Plus grammairien que linguiste, Hemon ne s'est mis à étudier la langue ancienne et la grammaire historique qu'après la Seconde Guerre mondiale, lorsqu'il se met à travailler à son Dictionnaire
historique et à sa Grammaire historique. Il crée la revue Gwalarn en 1925, en collaboration avec Olivier Mordrel. Ce n’est d'abord que le supplément littéraire de Breiz Atao, journal qui compte
alors moins de 200 abonnés. Rapidement, la revue devient indépendanten. La revue mère, Breiz Atao, bénéficie au cours des années 1920 et 1930, de financement des services secrets allemands
(d’abord, sous la République de Weimar, grâce à des fonctionnaires appartenant à des associations nationales-socialistes, puis par l’Allemagne nazie).
Dans Gwalarn, Roparz Hemon refuse les influences du breton populaire, voulant créer une nouvelle langue bretonne avec de nouveaux mots pour les concepts modernes, et une grammaire standardisée.
D’après Ronan Calvez, dès cette époque, les écrits de Roparz Hemon propageraient une idéologie totalitaire, exaltant la pureté de la race, la conscience d’appartenir à une avant-garde, et la
volonté de créer un homme nouveau.

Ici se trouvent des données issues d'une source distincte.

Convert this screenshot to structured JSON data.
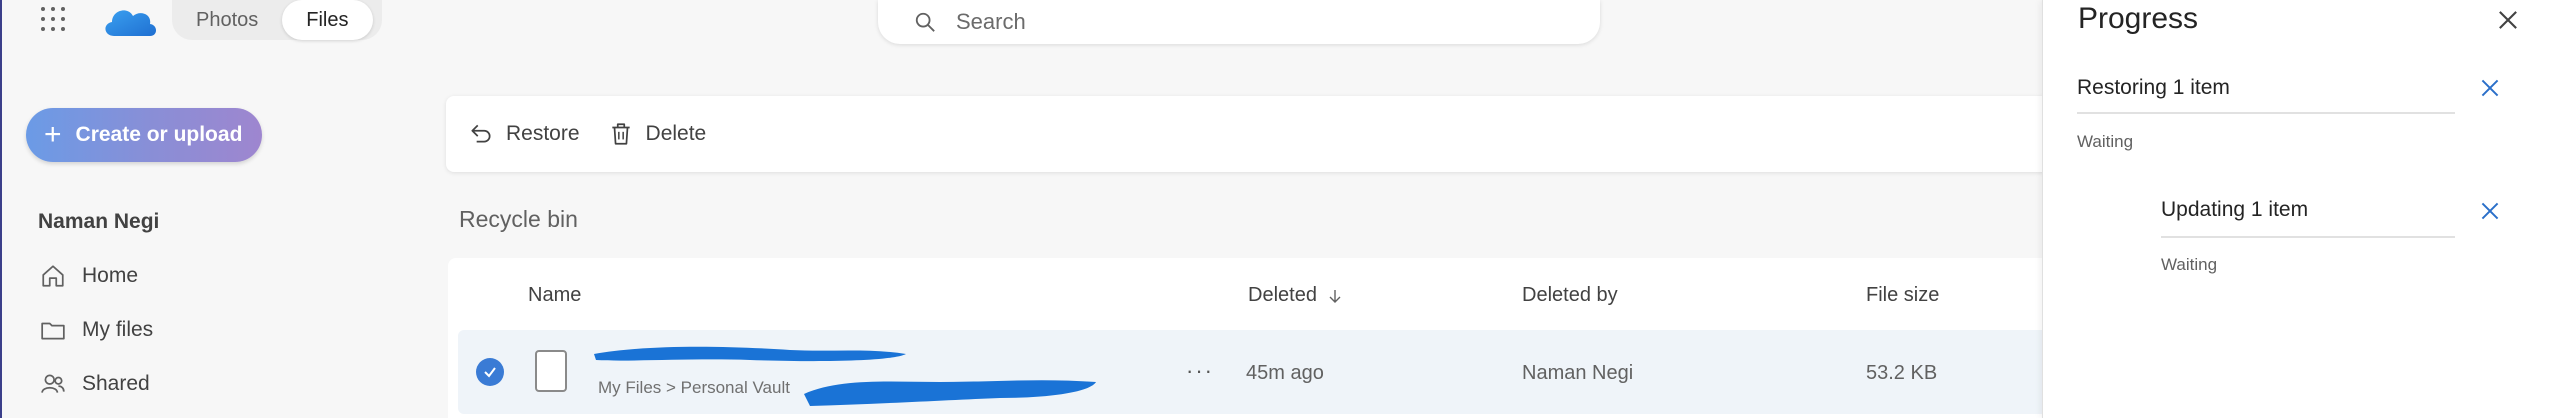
{
  "header": {
    "tabs": [
      {
        "label": "Photos",
        "active": false
      },
      {
        "label": "Files",
        "active": true
      }
    ],
    "search_placeholder": "Search"
  },
  "sidebar": {
    "create_label": "Create or upload",
    "user_name": "Naman Negi",
    "items": [
      {
        "label": "Home",
        "icon": "home-icon"
      },
      {
        "label": "My files",
        "icon": "folder-icon"
      },
      {
        "label": "Shared",
        "icon": "people-icon"
      }
    ]
  },
  "command_bar": {
    "restore_label": "Restore",
    "delete_label": "Delete"
  },
  "main": {
    "title": "Recycle bin",
    "columns": {
      "name": "Name",
      "deleted": "Deleted",
      "deleted_by": "Deleted by",
      "file_size": "File size"
    },
    "rows": [
      {
        "path": "My Files > Personal Vault",
        "deleted": "45m ago",
        "deleted_by": "Naman Negi",
        "file_size": "53.2 KB",
        "selected": true
      }
    ]
  },
  "progress_panel": {
    "title": "Progress",
    "jobs": [
      {
        "label": "Restoring 1 item",
        "status": "Waiting"
      },
      {
        "label": "Updating 1 item",
        "status": "Waiting"
      }
    ]
  },
  "colors": {
    "accent": "#3a7bd5",
    "create_gradient_start": "#6b9be6",
    "create_gradient_end": "#9e86cf",
    "selected_row": "#eff4f9",
    "redaction": "#1a73d6"
  }
}
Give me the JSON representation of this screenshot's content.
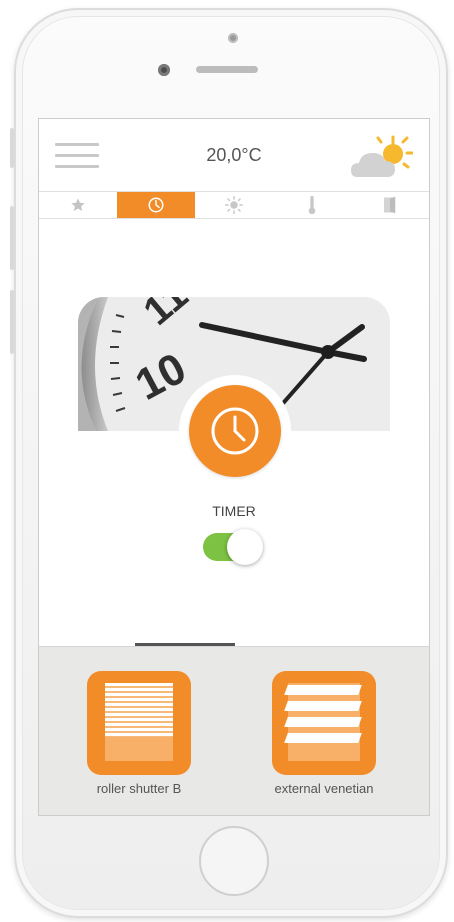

Néanmoins, parmi les donateurs de Gwalarn, l'un des plus réguliers et des plus importants est Leo Perutz, écrivain juif autrichien (puis israélien), interdit en
Allemagnen. Dans ses études ou comptes-rendus des langues de moindre diffusion ou minorisées, il donne comme exemple à suivre le combat mené par les Danois et les Tchèques pour contrer la
germanisation de ces pays. Roparz Hemon a constaté que les Bretons passaient au français pour trois raisons :
- c'était le seul vecteur de promotion sociale (toute autre langue que le français étant écartée par le système centralisateur de l'administration),
- c'était le moyen de communiquer avec les Français,
- le français était imposé par l’école, le service militaire, et l’administration, où toute utilisation de la langue bretonne était bannie.
Roparz Hemon était un homme de l’écrit. Strict, il n’acceptait pas de dérive par rapport à l’orthographe instituée par « l'Entente des Écrivains » de 1908 (et qui se retrouvait dans les travaux
de François Vallée), et il renâcla à adopter l'orthographe unifiée du breton de 1941 (ce n’est qu’après guerre qu'il se résolut à l’adopter). Pourtant, Gwalarn éditait des livres en graphie
vannetaise, comme Prinsezig en Deur à l’usage des enfants, en 1928. Son projet est dirigé vers l’élite de la population : Roparz Hemon n’a étudié que la langue écrite. Cependant, conscient des
faiblesses de cette attitude, il a compilé un recueil d’expressions populaires (réédité par Hor Yezh). Il s'agissait alors d'une véritable révolution car jusqu'ici le breton n'était guère utilisé
que pour l'impression d'ouvrages religieux (Buez ar Zent, etc.).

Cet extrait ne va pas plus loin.